Both start-ups and multinational corporations (MNCs) have led many impactful digital health projects, improving healthcare access in low-and-medium-income countries. However, it remains a complex undertaking for both types of organisation, which has delayed the scale-up of digital health. What is required is a complete reinvention of the established systems, and the pandemic may be just the catalyst to unlock adoption.
Solutions are out there
Despite obstacles, many digital health solutions have made a significant impact for under-served communities, reinventing the playbook of care delivery in the emerging markets.
MobileODT uses machine learning to enable point-of-care diagnostic of cervical cancer via smartphone in Kenya and 14 other countries. Last Mile Health leverages smartphones to capture health data and deliver video training to community healthcare workers in Liberia.
But many start-ups find it hard to gain traction, particularly in large public primary care programs. Public health officers focus on factors like sustainability and scale-up capability. As a result, they often discard start-ups despite superior technology, unless they are backed-up by established organisations (USAID, Bill & Melinda Gates Foundation, WISH Foundation, etc.) or in partnership with MNCs and NGOs.
Even MNCs are challenged
Although well equipped with human and financial resources, and leveraging brand equity, many MNCs struggle to make a difference, faced with myriad obstacles.
As they engage with stakeholders: NGOs, foundations, and governments, MNCs are confronted with questions about their motives. Is this a CSR exercise? In that case, customers and partners expect the solutions to be free. But this approach jeopardizes the sustainability of these initiatives, turning them into short-lived experiments, discarded when market conditions get tough, or when these new businesses do not grow fast enough.
Even when the project is clearly for profit, MNCs’ ambitions are closely scrutinised. Is the firm trying to derive outsized profits from low-income populations? Does it intend to generate revenues indirectly from the data collected? Should it be dealing in countries with questionable political track-records? As a result, MNCs are cautious about engaging in that path.
They also have internal hurdles to overcome because these new solutions require significant resources, time commitment, pilot, and ecosystem management. And, since most of these programs are still in their infancy in terms of monetisation and operational maturity, they often do not meet company’s standards in terms of revenue and margin expectations. As a result, they often get deprioritised internally compared to other initiatives in developed markets.

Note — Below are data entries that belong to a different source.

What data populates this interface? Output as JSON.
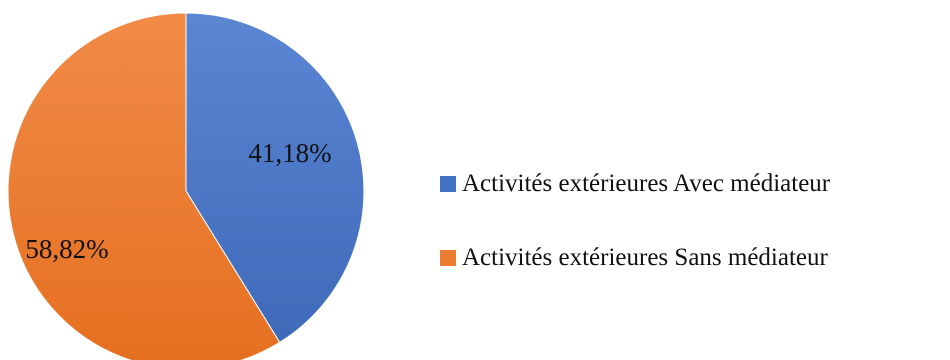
{
  "chart_data": {
    "type": "pie",
    "title": "",
    "slices": [
      {
        "name": "Activités extérieures Avec médiateur",
        "value": 41.18,
        "label": "41,18%",
        "color": "#4472C4"
      },
      {
        "name": "Activités extérieures Sans médiateur",
        "value": 58.82,
        "label": "58,82%",
        "color": "#ED7D31"
      }
    ],
    "start_angle": "top",
    "direction": "clockwise",
    "legend_position": "right"
  }
}
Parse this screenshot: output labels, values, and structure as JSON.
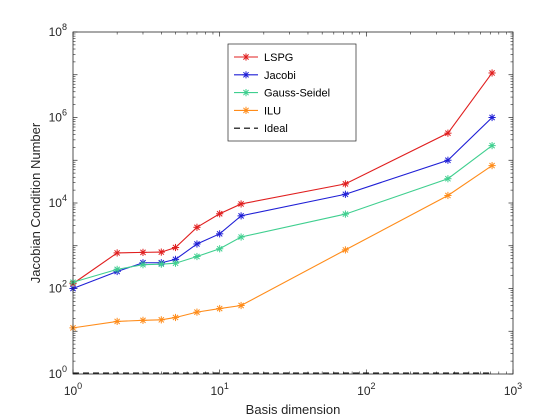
{
  "chart_data": {
    "type": "line",
    "xlabel": "Basis dimension",
    "ylabel": "Jacobian Condition Number",
    "x_scale": "log",
    "y_scale": "log",
    "xlim": [
      1,
      1000
    ],
    "ylim": [
      1,
      100000000
    ],
    "x_ticks": [
      {
        "value": 1,
        "base": "10",
        "exp": "0"
      },
      {
        "value": 10,
        "base": "10",
        "exp": "1"
      },
      {
        "value": 100,
        "base": "10",
        "exp": "2"
      },
      {
        "value": 1000,
        "base": "10",
        "exp": "3"
      }
    ],
    "y_ticks": [
      {
        "value": 1,
        "base": "10",
        "exp": "0"
      },
      {
        "value": 100,
        "base": "10",
        "exp": "2"
      },
      {
        "value": 10000,
        "base": "10",
        "exp": "4"
      },
      {
        "value": 1000000,
        "base": "10",
        "exp": "6"
      },
      {
        "value": 100000000,
        "base": "10",
        "exp": "8"
      }
    ],
    "grid": false,
    "legend_position": "top-center",
    "series": [
      {
        "name": "LSPG",
        "color": "#e01f1f",
        "marker": "asterisk",
        "x": [
          1,
          2,
          3,
          4,
          5,
          7,
          10,
          14,
          72,
          360,
          720
        ],
        "y": [
          130,
          680,
          700,
          710,
          910,
          2700,
          5600,
          9500,
          28000,
          430000,
          11000000
        ]
      },
      {
        "name": "Jacobi",
        "color": "#1f1fd6",
        "marker": "asterisk",
        "x": [
          1,
          2,
          3,
          4,
          5,
          7,
          10,
          14,
          72,
          360,
          720
        ],
        "y": [
          100,
          250,
          400,
          400,
          480,
          1100,
          1900,
          5000,
          16000,
          100000,
          1000000
        ]
      },
      {
        "name": "Gauss-Seidel",
        "color": "#3fcf8f",
        "marker": "asterisk",
        "x": [
          1,
          2,
          3,
          4,
          5,
          7,
          10,
          14,
          72,
          360,
          720
        ],
        "y": [
          140,
          280,
          360,
          370,
          390,
          560,
          850,
          1600,
          5500,
          37000,
          220000
        ]
      },
      {
        "name": "ILU",
        "color": "#ff8c1a",
        "marker": "asterisk",
        "x": [
          1,
          2,
          3,
          4,
          5,
          7,
          10,
          14,
          72,
          360,
          720
        ],
        "y": [
          12,
          17,
          18,
          18.5,
          21,
          28,
          34,
          40,
          800,
          15000,
          75000
        ]
      },
      {
        "name": "Ideal",
        "color": "#000000",
        "marker": "none",
        "dash": "dashed",
        "x": [
          1,
          720
        ],
        "y": [
          1,
          1
        ]
      }
    ]
  }
}
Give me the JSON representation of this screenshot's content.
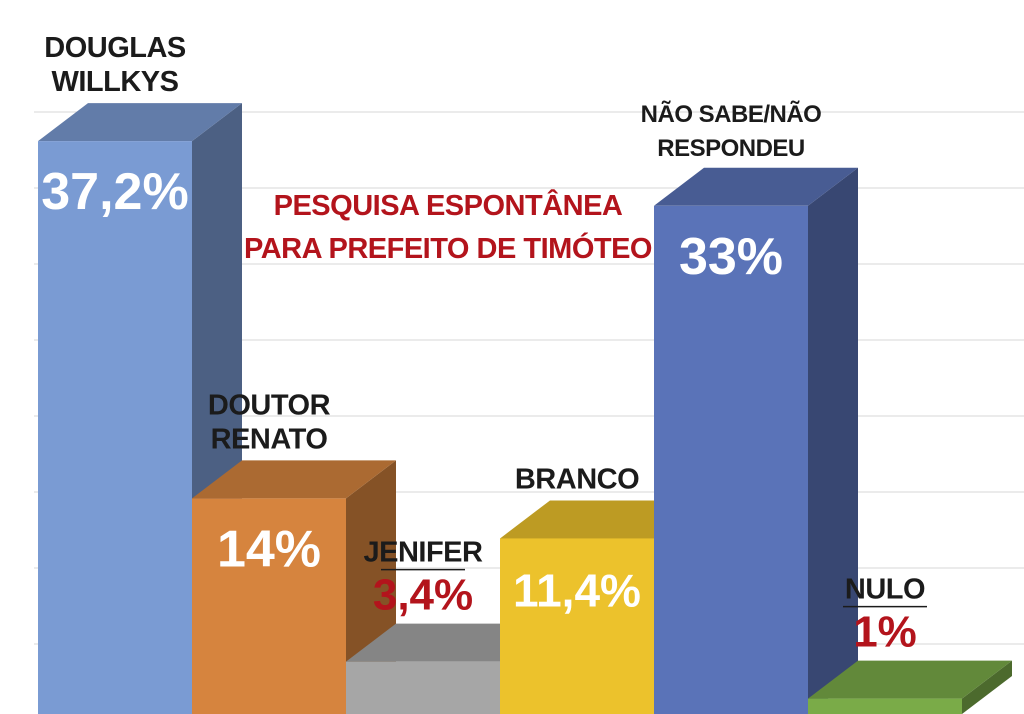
{
  "chart_data": {
    "type": "bar",
    "title": "PESQUISA ESPONTÂNEA",
    "subtitle": "PARA PREFEITO DE TIMÓTEO",
    "categories": [
      {
        "name_lines": [
          "DOUGLAS",
          "WILLKYS"
        ],
        "value": 37.2,
        "value_label": "37,2%",
        "color": "#7a9bd3"
      },
      {
        "name_lines": [
          "DOUTOR",
          "RENATO"
        ],
        "value": 14,
        "value_label": "14%",
        "color": "#d6843e"
      },
      {
        "name_lines": [
          "JENIFER"
        ],
        "value": 3.4,
        "value_label": "3,4%",
        "color": "#a6a6a6"
      },
      {
        "name_lines": [
          "BRANCO"
        ],
        "value": 11.4,
        "value_label": "11,4%",
        "color": "#ecc22c"
      },
      {
        "name_lines": [
          "NÃO SABE/NÃO",
          "RESPONDEU"
        ],
        "value": 33,
        "value_label": "33%",
        "color": "#5a73b8"
      },
      {
        "name_lines": [
          "NULO"
        ],
        "value": 1,
        "value_label": "1%",
        "color": "#7aab48"
      }
    ],
    "colors": {
      "title": "#b3141c",
      "inside_value": "#ffffff",
      "outside_value": "#b3141c",
      "name": "#1b1b1b"
    },
    "grid": true,
    "legend": "none"
  }
}
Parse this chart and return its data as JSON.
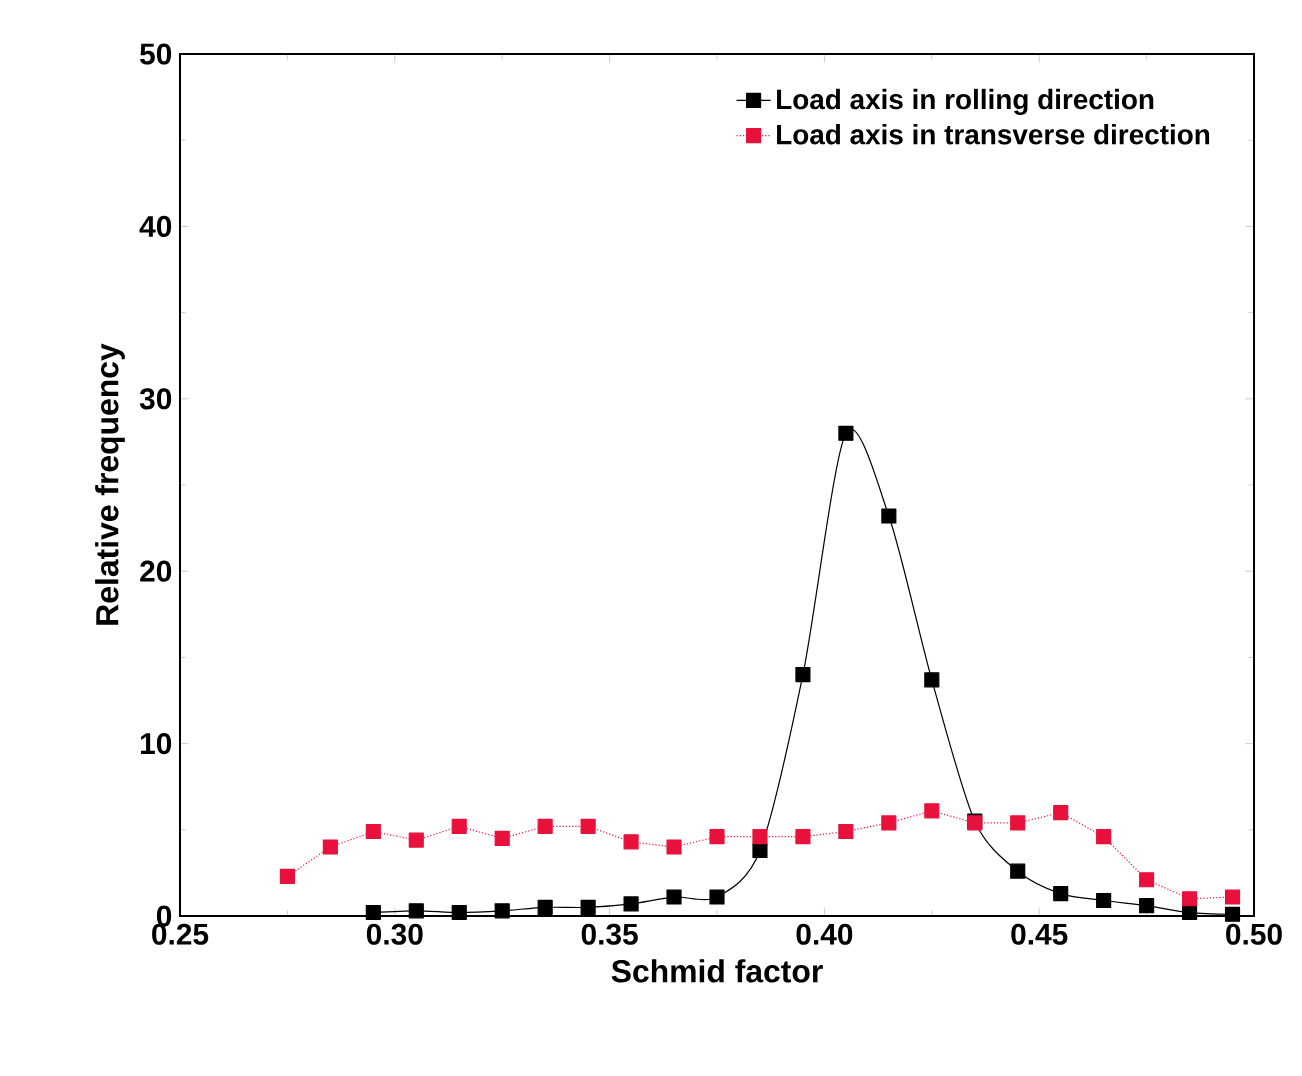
{
  "chart_data": {
    "type": "line",
    "xlabel": "Schmid factor",
    "ylabel": "Relative frequency",
    "xlim": [
      0.25,
      0.5
    ],
    "ylim": [
      0,
      50
    ],
    "xticks": [
      {
        "value": 0.25,
        "label": "0.25"
      },
      {
        "value": 0.3,
        "label": "0.30"
      },
      {
        "value": 0.35,
        "label": "0.35"
      },
      {
        "value": 0.4,
        "label": "0.40"
      },
      {
        "value": 0.45,
        "label": "0.45"
      },
      {
        "value": 0.5,
        "label": "0.50"
      }
    ],
    "yticks": [
      0,
      10,
      20,
      30,
      40,
      50
    ],
    "legend": "top right",
    "marker": "square",
    "grid": false,
    "series": [
      {
        "name": "Load axis in rolling direction",
        "color": "#000000",
        "line_style": "solid",
        "x": [
          0.295,
          0.305,
          0.315,
          0.325,
          0.335,
          0.345,
          0.355,
          0.365,
          0.375,
          0.385,
          0.395,
          0.405,
          0.415,
          0.425,
          0.435,
          0.445,
          0.455,
          0.465,
          0.475,
          0.485,
          0.495
        ],
        "values": [
          0.2,
          0.3,
          0.2,
          0.3,
          0.5,
          0.5,
          0.7,
          1.1,
          1.1,
          3.8,
          14,
          28,
          23.2,
          13.7,
          5.5,
          2.6,
          1.3,
          0.9,
          0.6,
          0.2,
          0.1
        ]
      },
      {
        "name": "Load axis in transverse direction",
        "color": "#e8113c",
        "line_style": "dotted",
        "x": [
          0.275,
          0.285,
          0.295,
          0.305,
          0.315,
          0.325,
          0.335,
          0.345,
          0.355,
          0.365,
          0.375,
          0.385,
          0.395,
          0.405,
          0.415,
          0.425,
          0.435,
          0.445,
          0.455,
          0.465,
          0.475,
          0.485,
          0.495
        ],
        "values": [
          2.3,
          4,
          4.9,
          4.4,
          5.2,
          4.5,
          5.2,
          5.2,
          4.3,
          4,
          4.6,
          4.6,
          4.6,
          4.9,
          5.4,
          6.1,
          5.4,
          5.4,
          6,
          4.6,
          2.1,
          1.0,
          1.1
        ]
      }
    ]
  }
}
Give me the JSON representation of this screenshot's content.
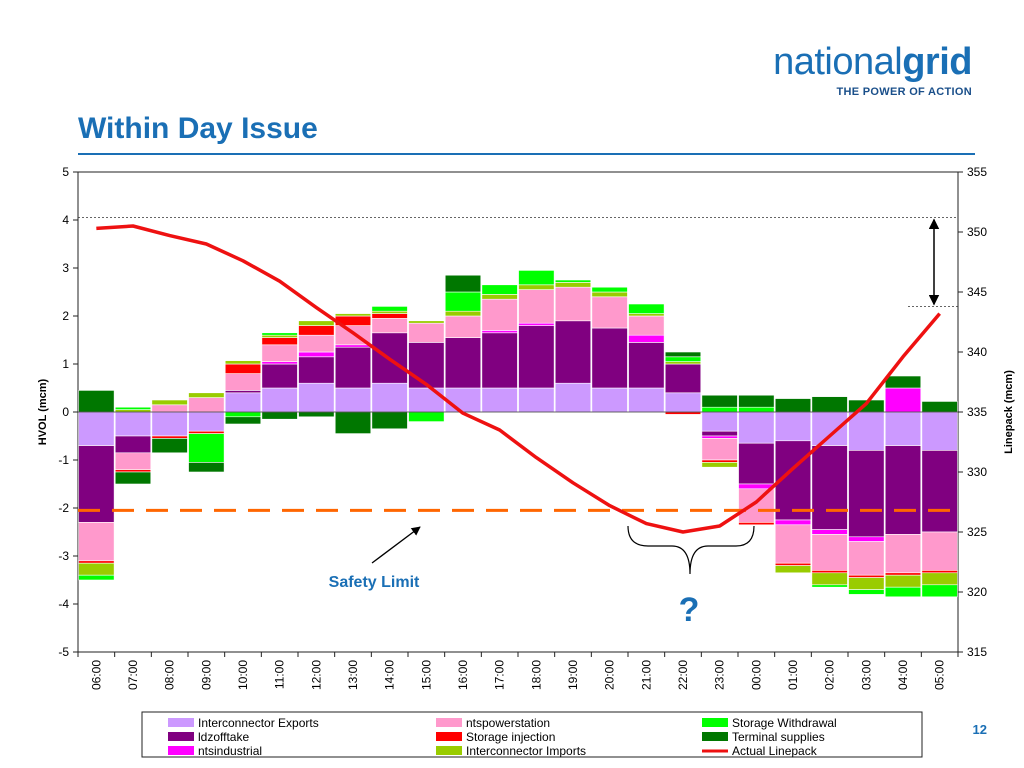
{
  "slide": {
    "title": "Within Day Issue",
    "page_number": "12",
    "accent_color": "#1a6fb5"
  },
  "logo": {
    "word_regular": "national",
    "word_bold": "grid",
    "tagline": "THE POWER OF ACTION"
  },
  "annotations": {
    "safety_label": "Safety Limit",
    "question": "?"
  },
  "chart_data": {
    "type": "bar",
    "stacked": true,
    "title": "",
    "xlabel": "",
    "ylabel": "HVOL (mcm)",
    "y2label": "Linepack (mcm)",
    "ylim": [
      -5,
      5
    ],
    "y2lim": [
      315,
      355
    ],
    "yticks": [
      5,
      4,
      3,
      2,
      1,
      0,
      -1,
      -2,
      -3,
      -4,
      -5
    ],
    "y2ticks": [
      355,
      350,
      345,
      340,
      335,
      330,
      325,
      320,
      315
    ],
    "categories": [
      "06:00",
      "07:00",
      "08:00",
      "09:00",
      "10:00",
      "11:00",
      "12:00",
      "13:00",
      "14:00",
      "15:00",
      "16:00",
      "17:00",
      "18:00",
      "19:00",
      "20:00",
      "21:00",
      "22:00",
      "23:00",
      "00:00",
      "01:00",
      "02:00",
      "03:00",
      "04:00",
      "05:00"
    ],
    "series": [
      {
        "name": "Interconnector Exports",
        "color": "#cc99ff",
        "values": [
          -0.7,
          -0.5,
          -0.5,
          -0.4,
          0.4,
          0.5,
          0.6,
          0.5,
          0.6,
          0.5,
          0.5,
          0.5,
          0.5,
          0.6,
          0.5,
          0.5,
          0.4,
          -0.4,
          -0.65,
          -0.6,
          -0.7,
          -0.8,
          -0.7,
          -0.8
        ]
      },
      {
        "name": "ldzofftake",
        "color": "#800080",
        "values": [
          -1.6,
          -0.35,
          0,
          0,
          0.05,
          0.5,
          0.55,
          0.85,
          1.05,
          0.95,
          1.05,
          1.15,
          1.3,
          1.3,
          1.25,
          0.95,
          0.6,
          -0.1,
          -0.85,
          -1.65,
          -1.75,
          -1.8,
          -1.85,
          -1.7
        ]
      },
      {
        "name": "ntsindustrial",
        "color": "#ff00ff",
        "values": [
          0,
          0,
          0,
          0,
          0,
          0.05,
          0.1,
          0.05,
          0,
          0,
          0,
          0.05,
          0.05,
          0,
          0,
          0.15,
          0,
          -0.05,
          -0.1,
          -0.1,
          -0.1,
          -0.1,
          0.5,
          0
        ]
      },
      {
        "name": "ntspowerstation",
        "color": "#ff99cc",
        "values": [
          -0.8,
          -0.35,
          0.15,
          0.3,
          0.35,
          0.35,
          0.35,
          0.4,
          0.3,
          0.4,
          0.45,
          0.65,
          0.7,
          0.7,
          0.65,
          0.4,
          0,
          -0.45,
          -0.7,
          -0.8,
          -0.75,
          -0.7,
          -0.8,
          -0.8
        ]
      },
      {
        "name": "Storage injection",
        "color": "#ff0000",
        "values": [
          -0.05,
          -0.05,
          -0.05,
          -0.05,
          0.2,
          0.15,
          0.2,
          0.2,
          0.1,
          0,
          0,
          0,
          0,
          0,
          0,
          0,
          -0.05,
          -0.05,
          -0.05,
          -0.05,
          -0.05,
          -0.05,
          -0.05,
          -0.05
        ]
      },
      {
        "name": "Interconnector Imports",
        "color": "#99cc00",
        "values": [
          -0.25,
          0.05,
          0.1,
          0.1,
          0.07,
          0.05,
          0.1,
          0.05,
          0.05,
          0.05,
          0.1,
          0.1,
          0.1,
          0.1,
          0.1,
          0.05,
          0.05,
          -0.1,
          0,
          -0.15,
          -0.25,
          -0.25,
          -0.25,
          -0.25
        ]
      },
      {
        "name": "Storage Withdrawal",
        "color": "#00ff00",
        "values": [
          -0.1,
          0.05,
          0,
          -0.6,
          -0.1,
          0.05,
          0,
          0,
          0.1,
          -0.2,
          0.4,
          0.2,
          0.3,
          0.05,
          0.1,
          0.2,
          0.1,
          0.1,
          0.1,
          0,
          -0.05,
          -0.1,
          -0.2,
          -0.25
        ]
      },
      {
        "name": "Terminal supplies",
        "color": "#007700",
        "values": [
          0.45,
          -0.25,
          -0.3,
          -0.2,
          -0.15,
          -0.15,
          -0.1,
          -0.45,
          -0.35,
          0,
          0.35,
          0,
          0,
          0,
          0,
          0,
          0.1,
          0.25,
          0.25,
          0.28,
          0.32,
          0.25,
          0.25,
          0.22
        ]
      }
    ],
    "line_series": {
      "name": "Actual Linepack",
      "color": "#ee1111",
      "axis": "right",
      "values": [
        350.3,
        350.5,
        349.7,
        349.0,
        347.6,
        345.9,
        343.7,
        341.6,
        339.4,
        337.3,
        334.9,
        333.5,
        331.2,
        329.1,
        327.2,
        325.7,
        325.0,
        325.5,
        327.5,
        330.3,
        333.0,
        335.7,
        339.6,
        343.2
      ]
    },
    "reference_lines": [
      {
        "label": "Safety Limit",
        "y": -2.05,
        "color": "#ff6600",
        "style": "dashed"
      },
      {
        "y2": 351.2,
        "color": "#333333",
        "style": "dotted"
      },
      {
        "y2": 343.8,
        "color": "#333333",
        "style": "dotted"
      }
    ],
    "legend": {
      "placement": "bottom",
      "entries": [
        {
          "label": "Interconnector Exports",
          "kind": "box",
          "color": "#cc99ff"
        },
        {
          "label": "ldzofftake",
          "kind": "box",
          "color": "#800080"
        },
        {
          "label": "ntsindustrial",
          "kind": "box",
          "color": "#ff00ff"
        },
        {
          "label": "ntspowerstation",
          "kind": "box",
          "color": "#ff99cc"
        },
        {
          "label": "Storage injection",
          "kind": "box",
          "color": "#ff0000"
        },
        {
          "label": "Interconnector Imports",
          "kind": "box",
          "color": "#99cc00"
        },
        {
          "label": "Storage Withdrawal",
          "kind": "box",
          "color": "#00ff00"
        },
        {
          "label": "Terminal supplies",
          "kind": "box",
          "color": "#007700"
        },
        {
          "label": "Actual Linepack",
          "kind": "line",
          "color": "#ee1111"
        }
      ]
    },
    "grid": false
  }
}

Then there is the complexity of business development and sales processes in emerging markets. It takes patience and resilience to engage in lengthy and unpredictable tenders, and once sold, the implementation phase can be strenuous. Often, it is led in secluded areas, plagued with infrastructure constraints, such as transportation, electricity, or access to clean water. In some instances, the infrastructure needs to be entirely revamped before beginning the deployment.
Inconsistent or non-existent regulations are another challenge. Some countries have not yet clearly defined the use of these solutions, or have set extremely tight boundaries to protect patients and data privacy.
Furthermore, there is no unique care model across one country, let alone across all the emerging markets. Each context requires a customized approach to address its specificities, and this diversity of cases means that a long iterative exercise is needed to build the right procedures.
A change at hand?
In the context of the severe health crisis today, significant changes are taking place, which could unlock the situation.
An unprecedented wave of innovation has emerged, and countless acceleration programs, PPPs, funds, and competitions have popped up to design chatbots, apps (tracing, diagnosis, telemedicine, information), tests, and vaccines; pushing WHO to set up a registry platform to track all the projects globally (Digital Health Atlas).
Regulations have also been eased in a few countries, facilitating the usage of telemedicine and teleconsultation that have led to a significant uptake.
There is also a renewed interest in digital devices for contactless diagnosis or remote monitoring to minimize exposure to pathogens for clinicians and overcome resource constraints.
Unimaginable ecosystems have also been set up overnight to accelerate our response to the virus threat, such as the alliance between Microsoft, Amazon, and Palantir (the controversial AI firm), which leverages data models to improve resource allocation for NHS.
There is now an increasing recognition of the importance of data management to handle a crisis of such scale, and several projects have been launched to track and forecast the spread of the pandemic at the national, regional, and global level so that health systems can anticipate outbreaks.
The acceleration of digital health adoption may be a slim silver lining in an otherwise dramatic context, but the crisis could help healthcare leap into another era.